An alternative deployment model would be the private / consortium deployment where labs are directly selected by the users. This simplifies the workflow while maintaining the anonymity of the users. The labs get access to a commercial market, and the users still get an anonymous physical-to-digital bridge for their genomic data. Additionally, after the initial on-ramp, the labs are free to up-sell additional analytics products to the users, without resampling.
If things are happening anonymously, how does the user/customer pay for the service?
There are two options, the traditional option or the fully decentralized option. We prefer fully decentralized, but this might not be an option in all locales. Traditional payment models may also work better for consortium or private deployments of Degenics.
The traditional option: Consumer funds are held in escrow by a local payment gateway or bank until the lab provides valid data (report and genome) into decentralized storage. The smart contract then triggers fund disbursement into the lab’s accounts. Note that this still maintains anonymity of the genomic data, since: - Payment gateway / bank does have access to consumer KYC, but does not have access to genomic data or reports - Labs don’t have access to consumer KYC, although it does have access to anonymized genomic data.
All transactions happen via a Blockchain token model. Consumer onboards with their preferred cryptocurrency token, or goes through a fiat-to-crypto bridge (example here) to pay. Smart contracts hold consumer’s tokens in escrow until labs provide valid data. The smart contract then triggers fund disbursement into the labs’ account
Why 2 labs? Is it for the sake of comparing the result?
We designed Degenics with 2 labs per transaction since we want to solve this following global problem with personal genetic testing: Unlike other categories of services, consumers can’t recheck the results of DNA analytics services unless they have access to a lab or PCR device of their own. This, we feel, places consumers at a disadvantage and may lower the quality of future genetic testing results within the ecosystem. Thus, we designed the platform with a semi-random, rating-based selection of two labs per transaction to ensure two things:
- All labs, from garage DIYBiolabs to large companies, can join the ecosystem and compete with each other.

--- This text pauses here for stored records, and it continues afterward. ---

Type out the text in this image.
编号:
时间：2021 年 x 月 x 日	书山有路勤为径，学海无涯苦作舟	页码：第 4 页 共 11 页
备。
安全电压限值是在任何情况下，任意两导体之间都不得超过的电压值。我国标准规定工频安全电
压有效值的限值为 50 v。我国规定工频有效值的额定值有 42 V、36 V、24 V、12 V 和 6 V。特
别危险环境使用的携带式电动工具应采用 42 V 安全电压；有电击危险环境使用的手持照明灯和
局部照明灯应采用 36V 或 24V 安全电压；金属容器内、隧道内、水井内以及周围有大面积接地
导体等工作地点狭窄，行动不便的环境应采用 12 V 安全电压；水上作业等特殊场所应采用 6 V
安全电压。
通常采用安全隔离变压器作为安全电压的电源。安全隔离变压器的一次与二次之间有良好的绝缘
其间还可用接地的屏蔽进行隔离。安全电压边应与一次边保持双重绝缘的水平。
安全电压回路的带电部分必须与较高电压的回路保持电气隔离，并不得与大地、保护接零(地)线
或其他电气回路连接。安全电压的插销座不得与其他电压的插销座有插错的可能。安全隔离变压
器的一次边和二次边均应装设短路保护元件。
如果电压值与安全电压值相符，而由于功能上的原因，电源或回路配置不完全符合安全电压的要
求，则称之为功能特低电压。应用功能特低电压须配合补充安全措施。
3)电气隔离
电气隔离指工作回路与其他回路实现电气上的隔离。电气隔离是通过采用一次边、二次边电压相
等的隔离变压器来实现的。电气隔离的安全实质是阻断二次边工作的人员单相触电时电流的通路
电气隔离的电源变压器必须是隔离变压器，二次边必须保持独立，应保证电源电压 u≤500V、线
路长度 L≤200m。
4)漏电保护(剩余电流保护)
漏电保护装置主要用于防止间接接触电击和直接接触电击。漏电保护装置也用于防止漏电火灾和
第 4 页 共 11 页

- The quality of the results are maintained, even with the consumers being anonymous. The two labs model is optional (users can elect to just choose one lab to send to), but Degenics believes that the future of a truly decentralized genetic testing ecosystem lies here. In the long term, this system also allows the ecosystem to grow further – with smaller labs helping to check the larger labs, and vice versa. The rating system associated with the labs would also provide incentives for the ecosystem to increase in quality.
Personal genome files are huge. How would you expect to send these files via Blockchain?
You’re right – genome files are quite large. Raw PCR output can be up to 900GB, and even VCF files hover around 10-100MB (for a subset of sequences) or 1GB (for Whole Genome Sequencing). Here’s our strategy in enabling these files to be shared and owned by the user:
- First, we will focus on the VCF files exclusively. In our initial POC, only the smaller VCF files will be included in the “result package” sent to each user, along with the report.
- Second, we will utilize a combination IPFS / torrent platform to act as the decentralized storage mechanism. The “result package” is encrypted off-chain (with the user’s public key) and put within this decentralized storage platform.
- Third, the main blockchain platform itself will link to the decentralized storage mechanism through a hash list. This means that the main blockchain platform only contains pointers to the data in decentralized storage, and not the actual genomic files. In the enterprise/consortium strategy, the IPFS/torrent platform can be replaced with regular public or private cloud solutions.